勢いよく流れてゆく水。二人は弱まってカスまで絞り出すように水を飲み込む便器をじっと無言で見つめていた。
「さってと」
沈黙を破って少路が口を開いた。
「戻りますか」
「そうだね、戻りますか」
水谷がカギをスライドさせて外にでた。
ぎぃ、と蝶番が錆びた音を鳴らして重々しく開いたはいいけれど、当然のように先と全く変わらない薄ピンクのタイルが張られた狭っくるしいトイレがあった。
でも溜息をつくこともなく教室へ戻る廊下をゆっくりと歩く。
「帰ったらホラーなお城作らないといけないんだよね」
少路はぺったんぺったん上履きを鳴らしてゆっくりとした足取りだ。
「段ボールとガムテープと画用紙で、城ねえ。そうだ、それならダリアイメージとかだるいし、別のお城にしちゃおう」
「背景の奥の方だからバレなさそうだよね。それに当日照明も暗くするのに見えるかね」
クラスに戻りづらい気持ちを忘れるように、どうすれば城を簡単に作れるのか荒唐無稽なアイディアを出し合った。

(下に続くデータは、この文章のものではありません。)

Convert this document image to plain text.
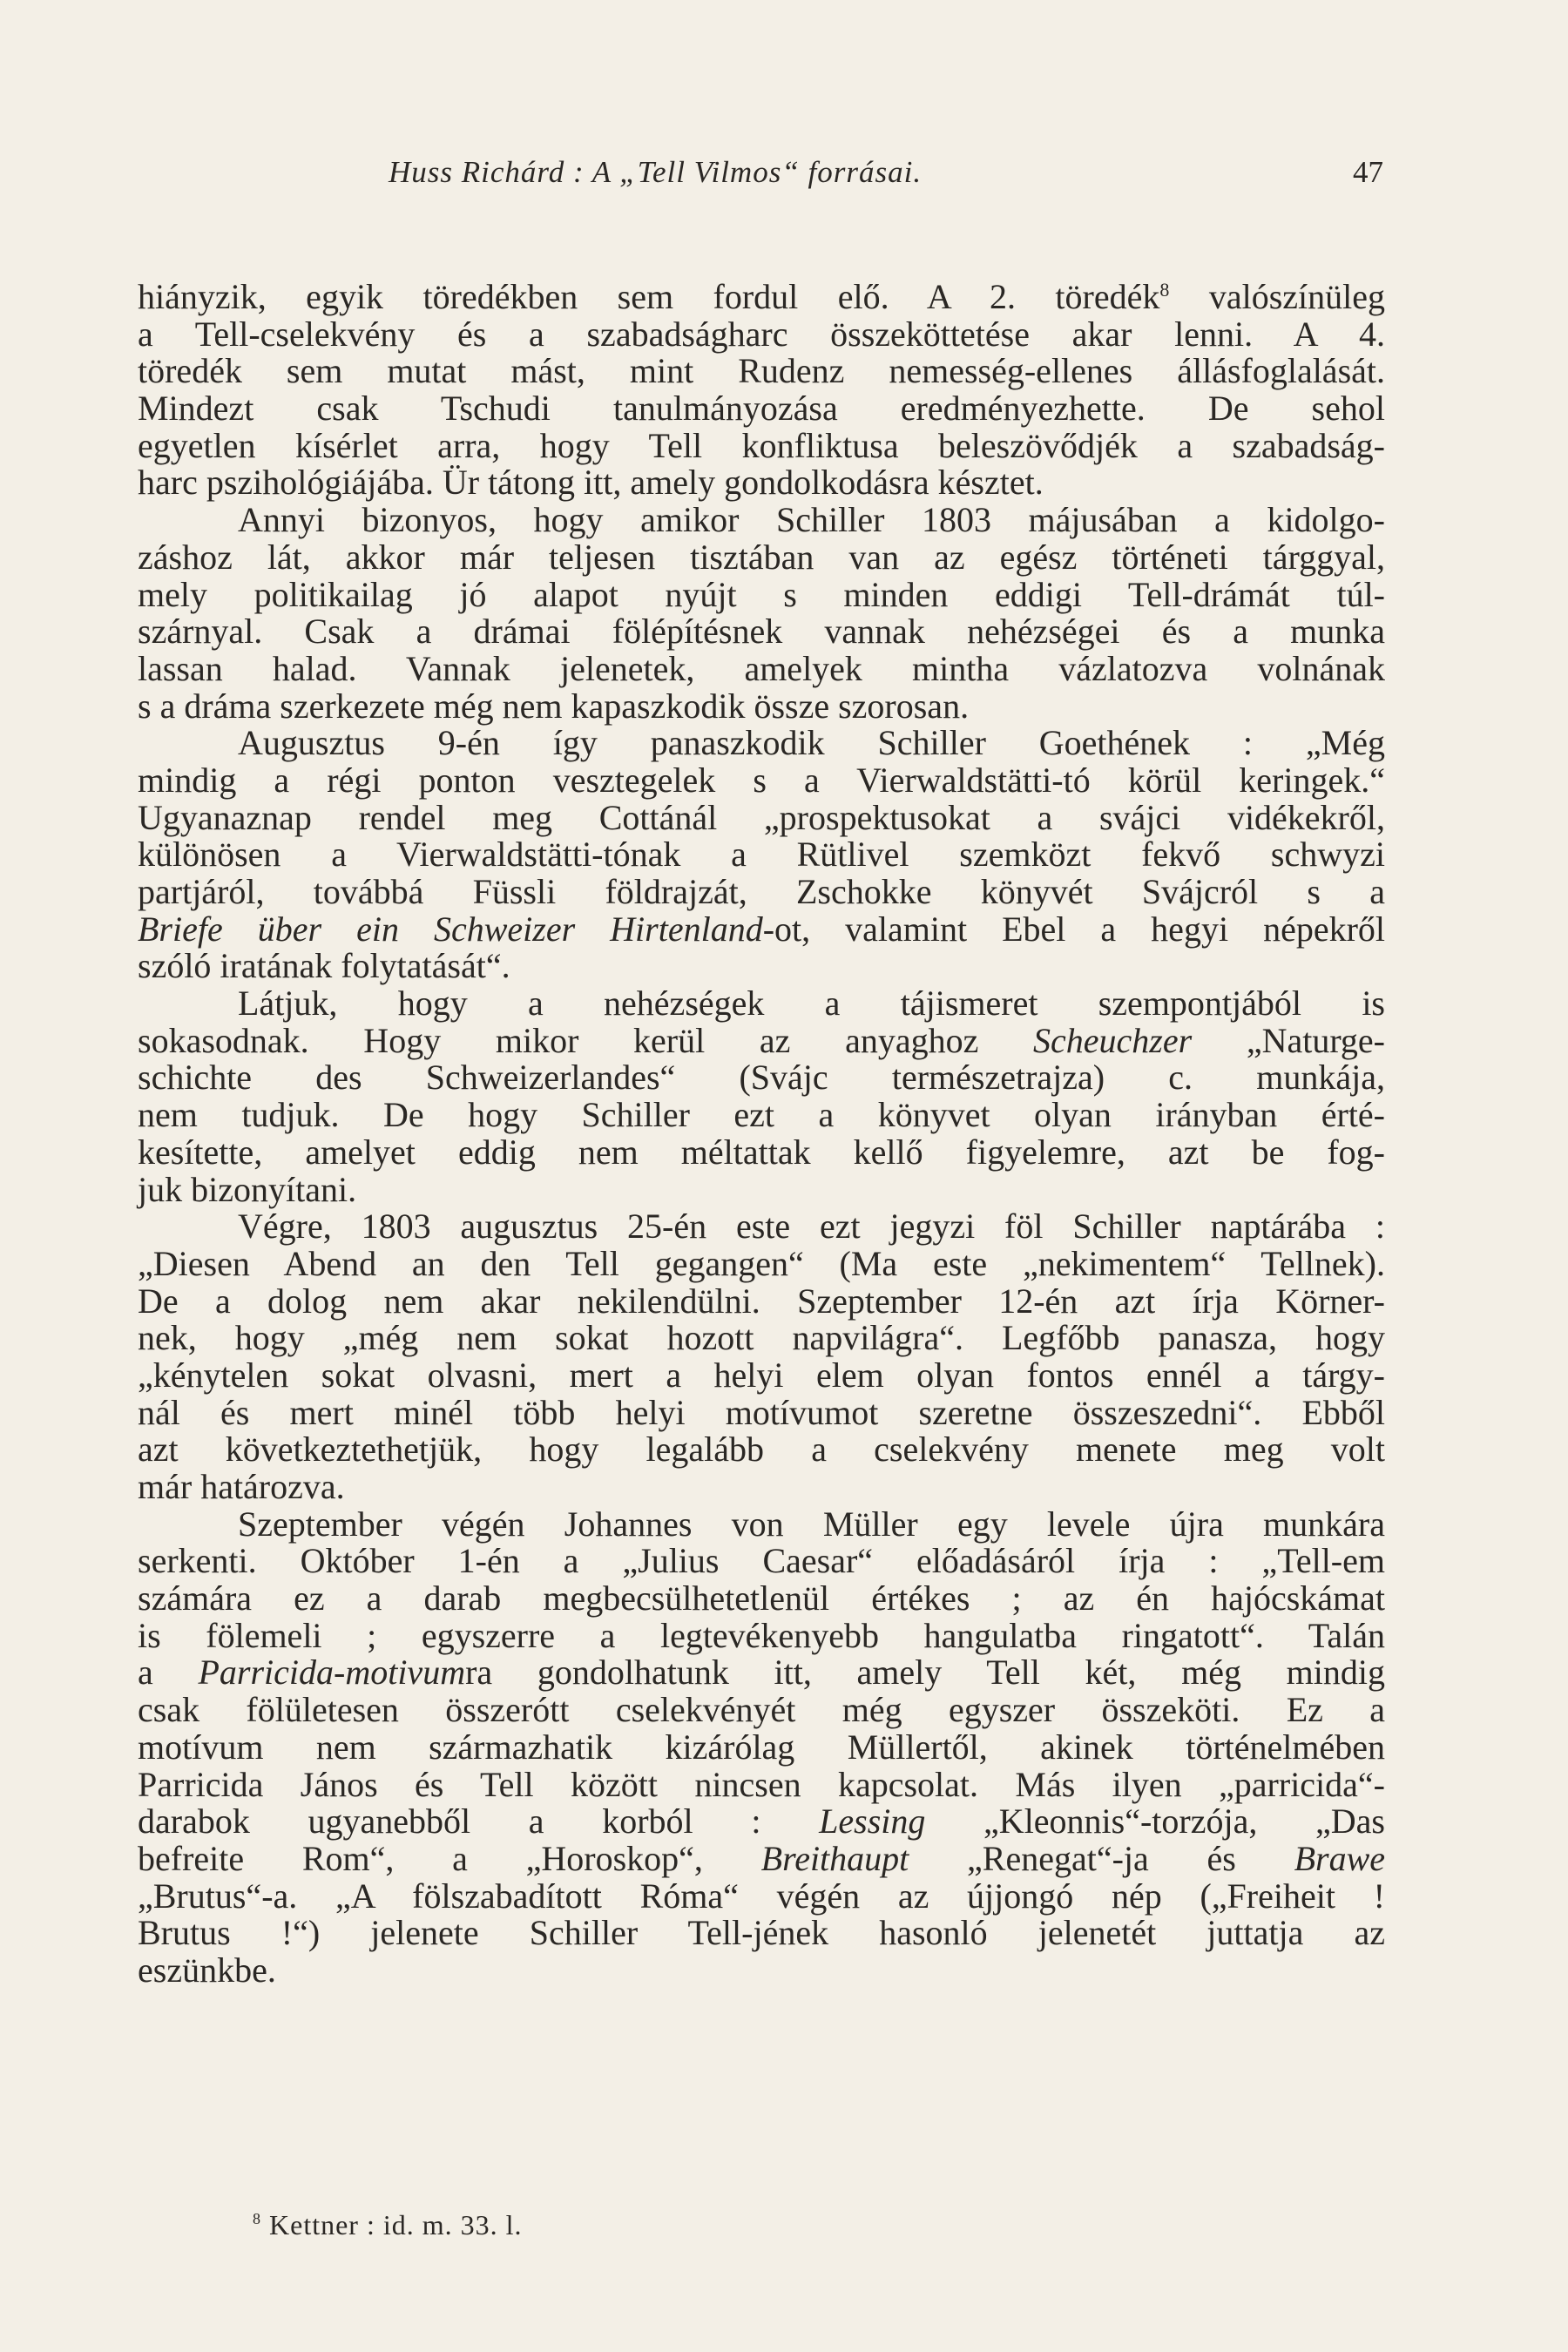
Huss Richárd : A „Tell Vilmos“ forrásai.	47
hiányzik, egyik töredékben sem fordul elő. A 2. töredék$^8$ valószínüleg
a Tell-cselekvény és a szabadságharc összeköttetése akar lenni. A 4.
töredék sem mutat mást, mint Rudenz nemesség-ellenes állásfoglalását.
Mindezt csak Tschudi tanulmányozása eredményezhette. De sehol
egyetlen kísérlet arra, hogy Tell konfliktusa beleszövődjék a szabadság-
harc pszihológiájába. Ür tátong itt, amely gondolkodásra késztet.
Annyi bizonyos, hogy amikor Schiller 1803 májusában a kidolgo-
záshoz lát, akkor már teljesen tisztában van az egész történeti tárggyal,
mely politikailag jó alapot nyújt s minden eddigi Tell-drámát túl-
szárnyal. Csak a drámai fölépítésnek vannak nehézségei és a munka
lassan halad. Vannak jelenetek, amelyek mintha vázlatozva volnának
s a dráma szerkezete még nem kapaszkodik össze szorosan.
Augusztus 9-én így panaszkodik Schiller Goethének : „Még
mindig a régi ponton vesztegelek s a Vierwaldstätti-tó körül keringek.“
Ugyanaznap rendel meg Cottánál „prospektusokat a svájci vidékekről,
különösen a Vierwaldstätti-tónak a Rütlivel szemközt fekvő schwyzi
partjáról, továbbá Füssli földrajzát, Zschokke könyvét Svájcról s a
Briefe über ein Schweizer Hirtenland-ot, valamint Ebel a hegyi népekről
szóló iratának folytatását“.
Látjuk, hogy a nehézségek a tájismeret szempontjából is
sokasodnak. Hogy mikor kerül az anyaghoz Scheuchzer „Naturge-
schichte des Schweizerlandes“ (Svájc természetrajza) c. munkája,
nem tudjuk. De hogy Schiller ezt a könyvet olyan irányban érté-
kesítette, amelyet eddig nem méltattak kellő figyelemre, azt be fog-
juk bizonyítani.
Végre, 1803 augusztus 25-én este ezt jegyzi föl Schiller naptárába :
„Diesen Abend an den Tell gegangen“ (Ma este „nekimentem“ Tellnek).
De a dolog nem akar nekilendülni. Szeptember 12-én azt írja Körner-
nek, hogy „még nem sokat hozott napvilágra“. Legfőbb panasza, hogy
„kénytelen sokat olvasni, mert a helyi elem olyan fontos ennél a tárgy-
nál és mert minél több helyi motívumot szeretne összeszedni“. Ebből
azt következtethetjük, hogy legalább a cselekvény menete meg volt
már határozva.
Szeptember végén Johannes von Müller egy levele újra munkára
serkenti. Október 1-én a „Julius Caesar“ előadásáról írja : „Tell-em
számára ez a darab megbecsülhetetlenül értékes ; az én hajócskámat
is fölemeli ; egyszerre a legtevékenyebb hangulatba ringatott“. Talán
a Parricida-motivumra gondolhatunk itt, amely Tell két, még mindig
csak fölületesen összerótt cselekvényét még egyszer összeköti. Ez a
motívum nem származhatik kizárólag Müllertől, akinek történelmében
Parricida János és Tell között nincsen kapcsolat. Más ilyen „parricida“-
darabok ugyanebből a korból : Lessing „Kleonnis“-torzója, „Das
befreite Rom“, a „Horoskop“, Breithaupt „Renegat“-ja és Brawe
„Brutus“-a. „A fölszabadított Róma“ végén az újjongó nép („Freiheit !
Brutus !“) jelenete Schiller Tell-jének hasonló jelenetét juttatja az
eszünkbe.
$^8$ Kettner : id. m. 33. l.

正直しんどかった。疲れてもいた。面倒臭くも思った。けれど、そんなことはきっと些細なことで、それは朝起きて眠いことが理由で学校を休もうかと思うのと変わらなくて、そんなのは理由は違ってもいつも起こり続けてることだから。虚勢で胸張って、何でも無い顔をして教室へ向かうのだ。